Disastrous storms and flash flooding across our state in recent days have displaced kids and families and damaged homes, businesses, community centers, and so much more. The damage caused by recent extreme weather is extensive, and it’s going to take significant time and resources to recover, repair infrastructure, and help support the folks and communities who have been affected.

On August 13, Evers formally requested Federal Emergency Management Agency (FEMA) assistance with a formal federal preliminary damage assessment, and he followed that up on August 27 with a request for a presidential disaster declaration. The Trump administration approved $29.8 million in disaster relief funds on September 12.

However, the Trump administration denied a separate $26.5 million request for funds to address damage to public infrastructure in six Wisconsin counties (Door, Grant, Milwaukee, Ozaukee, Washington, and Waukesha), saying that it was "not warranted". They also denied the Wisconsin state government's formal appeal of that decision, causing Evers to ask the state's congressional representatives to use their influence to induce a reconsideration.
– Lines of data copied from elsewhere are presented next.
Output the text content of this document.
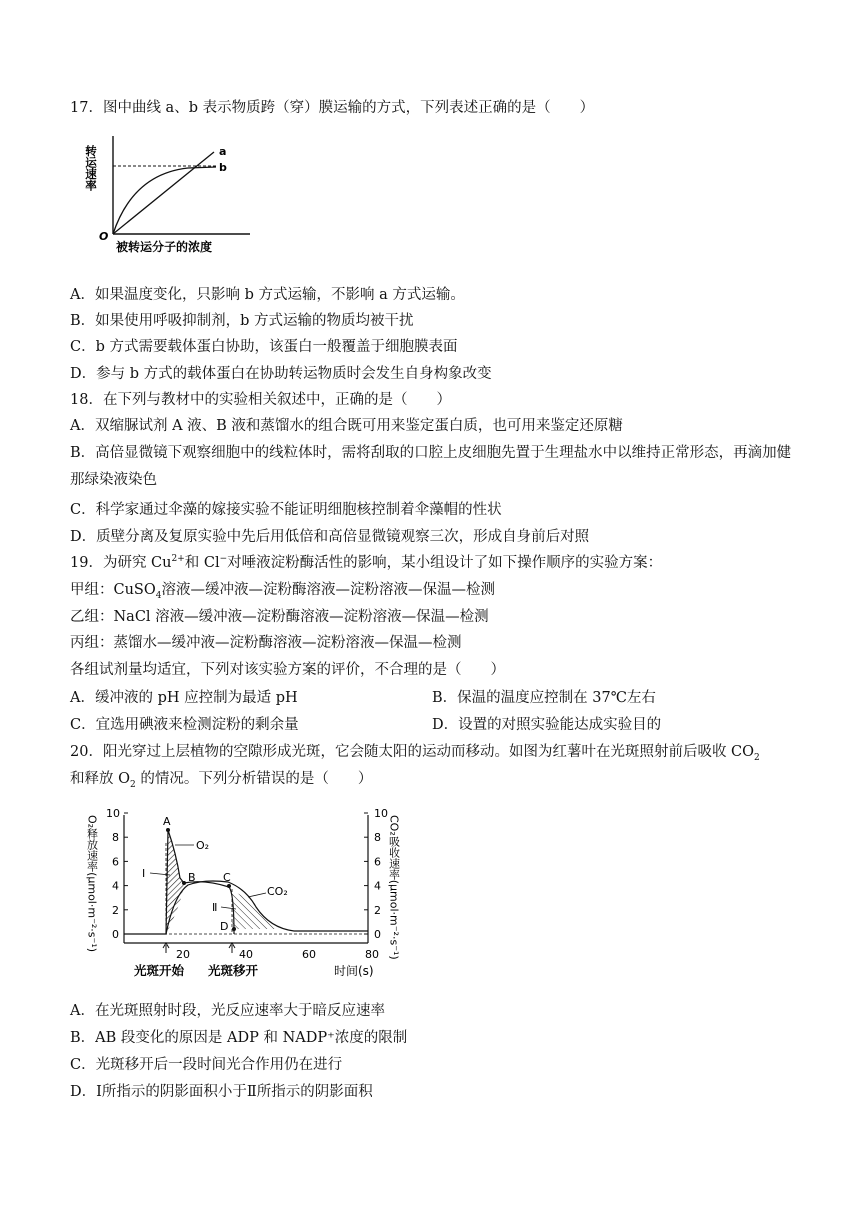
17．图中曲线 a、b 表示物质跨（穿）膜运输的方式，下列表述正确的是（　　）
a
b
O
转运速率
被转运分子的浓度
A．如果温度变化，只影响 b 方式运输，不影响 a 方式运输。
B．如果使用呼吸抑制剂，b 方式运输的物质均被干扰
C．b 方式需要载体蛋白协助，该蛋白一般覆盖于细胞膜表面
D．参与 b 方式的载体蛋白在协助转运物质时会发生自身构象改变
18．在下列与教材中的实验相关叙述中，正确的是（　　）
A．双缩脲试剂 A 液、B 液和蒸馏水的组合既可用来鉴定蛋白质，也可用来鉴定还原糖
B．高倍显微镜下观察细胞中的线粒体时，需将刮取的口腔上皮细胞先置于生理盐水中以维持正常形态，再滴加健那绿染液染色
C．科学家通过伞藻的嫁接实验不能证明细胞核控制着伞藻帽的性状
D．质壁分离及复原实验中先后用低倍和高倍显微镜观察三次，形成自身前后对照
19．为研究 $Cu^{2+}$和 Cl−对唾液淀粉酶活性的影响，某小组设计了如下操作顺序的实验方案：
甲组：CuSO$_4$溶液—缓冲液—淀粉酶溶液—淀粉溶液—保温—检测
乙组：NaCl 溶液—缓冲液—淀粉酶溶液—淀粉溶液—保温—检测
丙组：蒸馏水—缓冲液—淀粉酶溶液—淀粉溶液—保温—检测
各组试剂量均适宜，下列对该实验方案的评价，不合理的是（　　）
A．缓冲液的 pH 应控制为最适 pH	B．保温的温度应控制在 37℃左右
C．宜选用碘液来检测淀粉的剩余量	D．设置的对照实验能达成实验目的
20．阳光穿过上层植物的空隙形成光斑，它会随太阳的运动而移动。如图为红薯叶在光斑照射前后吸收 $CO_2$
和释放 $O_2$ 的情况。下列分析错误的是（　　）
0
2
4
6
8
10
0
2
4
6
8
10
20	40	60	80
A
B C
D
Ⅰ
Ⅱ
O₂
CO₂
光斑开始 光斑移开	时间(s)
O₂释放速率(μmol·m⁻²·s⁻¹)	CO₂吸收速率(μmol·m⁻²·s⁻¹)
A．在光斑照射时段，光反应速率大于暗反应速率
B．AB 段变化的原因是 ADP 和 NADP⁺浓度的限制
C．光斑移开后一段时间光合作用仍在进行
D．Ⅰ所指示的阴影面积小于Ⅱ所指示的阴影面积
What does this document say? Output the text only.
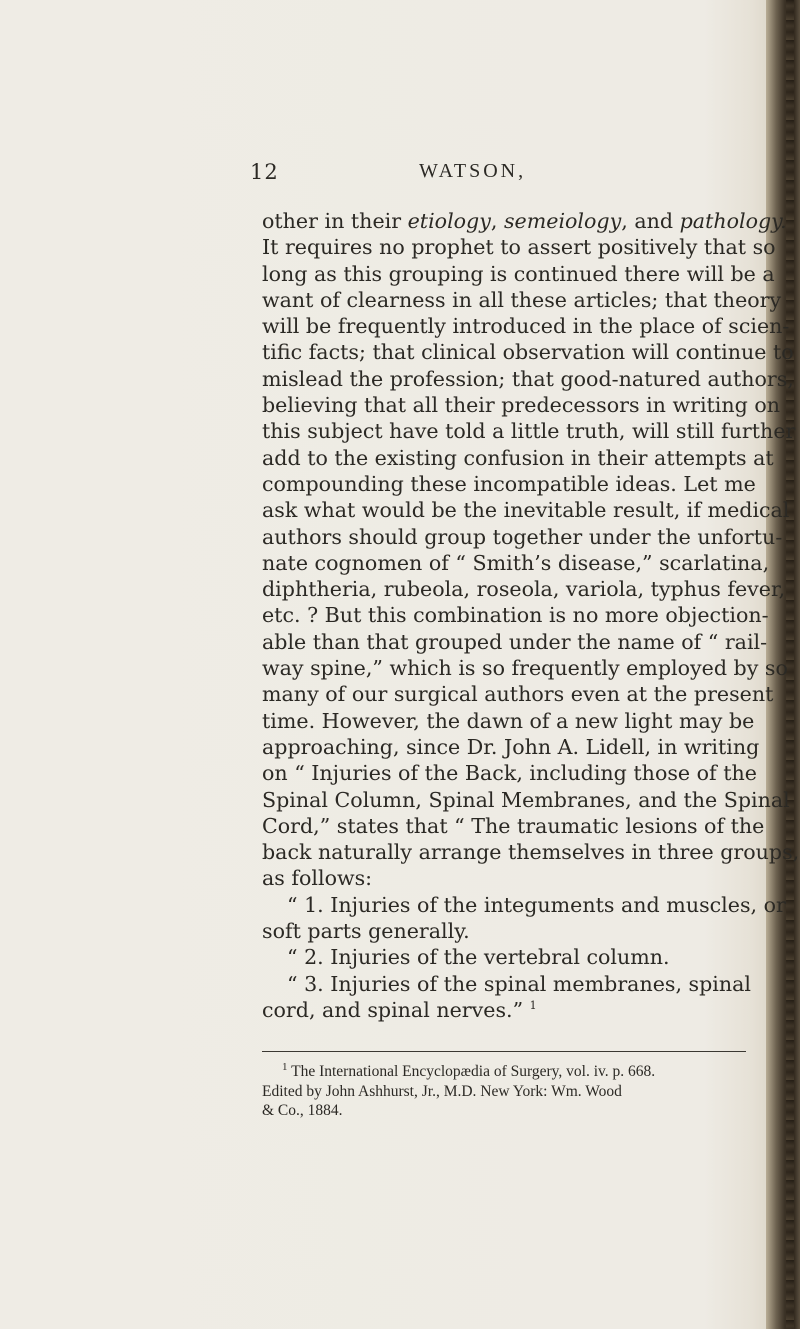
12	WATSON,
other in their etiology, semeiology, and pathology.
It requires no prophet to assert positively that so
long as this grouping is continued there will be a
want of clearness in all these articles; that theory
will be frequently introduced in the place of scien-
tific facts; that clinical observation will continue to
mislead the profession; that good-natured authors,
believing that all their predecessors in writing on
this subject have told a little truth, will still further
add to the existing confusion in their attempts at
compounding these incompatible ideas. Let me
ask what would be the inevitable result, if medical
authors should group together under the unfortu-
nate cognomen of “ Smith’s disease,” scarlatina,
diphtheria, rubeola, roseola, variola, typhus fever,
etc. ? But this combination is no more objection-
able than that grouped under the name of “ rail-
way spine,” which is so frequently employed by so
many of our surgical authors even at the present
time. However, the dawn of a new light may be
approaching, since Dr. John A. Lidell, in writing
on “ Injuries of the Back, including those of the
Spinal Column, Spinal Membranes, and the Spinal
Cord,” states that “ The traumatic lesions of the
back naturally arrange themselves in three groups,
as follows:
“ 1. Injuries of the integuments and muscles, or
soft parts generally.
“ 2. Injuries of the vertebral column.
“ 3. Injuries of the spinal membranes, spinal
cord, and spinal nerves.” $^1$
$^1$ The International Encyclopædia of Surgery, vol. iv. p. 668.
Edited by John Ashhurst, Jr., M.D. New York: Wm. Wood
& Co., 1884.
Wisconsin's governor Tony Evers and Milwaukee County's executive David Crowley criticized the decision to deny aid. Evers stated that "local governments are being asked to shoulder what the federal government has historically helped to bear, including infrastructure repairs, restoration of services, and mitigation work to protect residents from future harm. That should not be the experience of any state." Crowley opined that "communities rely on intergovernmental partnerships in times of crisis, and this decision by the Trump administration erodes that public trust." Milwaukee County estimated that the denial would cost them an $22 million in unreimbursed repairs to public infrastructure.

By October 10, nearly $92 million had been separately distributed through FEMA individual assistance claims and Small Business Administration loans. It was FEMA's second-most expensive disaster of the year, slotting in behind the January 2025 Southern California wildfires.

=== Rainfall amounts ===
Much of the area between Milwaukee and Waukesha received between 7 to 10 in, with cities and towns directly north and south of the city getting lower totals.

Some local totals were even higher, particularly on Milwaukee's northwest side and the suburbs beyond; the maximum amount of measured rainfall exceeded the amount of water that the city receives over the course of a typical summer. At the top of the list was the James Madison Academic Campus in northwestern Milwaukee, which saw 14.69 in of rain over a 48-hour period as measured by the Milwaukee Metropolitan Sewerage District. Of that rainfall, 14.55 in fell within 24 hours, primarily between 6 p.m. on August 9 and 3 a.m. on August 10. Scientists with Wisconsin's State Climate Extremes Committee later confirmed that the total recorded rainfall was a new statewide record for 24-hour precipitation.

As tabulated by the National Weather Service's Milwaukee office, official totals near or above 8 in included:
- 3 mi east of Pewaukee: 12.61 in
- Butler: 12.22 in
- Menomonee Falls: 12.05 in
- About 4 mi northwest of downtown Milwaukee: 11.71 in
- Brookfield: 11.26 in
- Bayside: 10.09 in
- Hartland: 9.75 in
- 2 mi miles southeast of Waukesha: 9.75 in
- Downtown Milwaukee: 9.34 in
- Port Washington: 9.19 in
- Oconomowoc Lake, Wisconsin: 9 in
- West Allis: 8.94 in
- Sussex: 8.92 in
- Greenfield: 8.77 in
- Brown Deer: 8.46 in
- River Hills: 8.40 in
- Glendale: 8.35 in
- Wauwatosa: 7.99 in

== Legacy ==
These flash floods represented a thousand-year flood for Milwaukee, which refers to an event that has a .1% chance to occur each year. The storm dumped the most recorded rain that Wisconsin had ever recorded in a 24-hour period, and it was the second-most rainfall Milwaukee had ever recorded in a 48-hour period. In a wider lens, the floods were the culmination of a long-term increasing precipitation trend in the southern half of Wisconsin—up 17% since 1950.

The National Weather Service committed to examining a decision to send a flash flood alert to cell phones in the region at about 1 am, which local meteorologists had criticized as being made too late.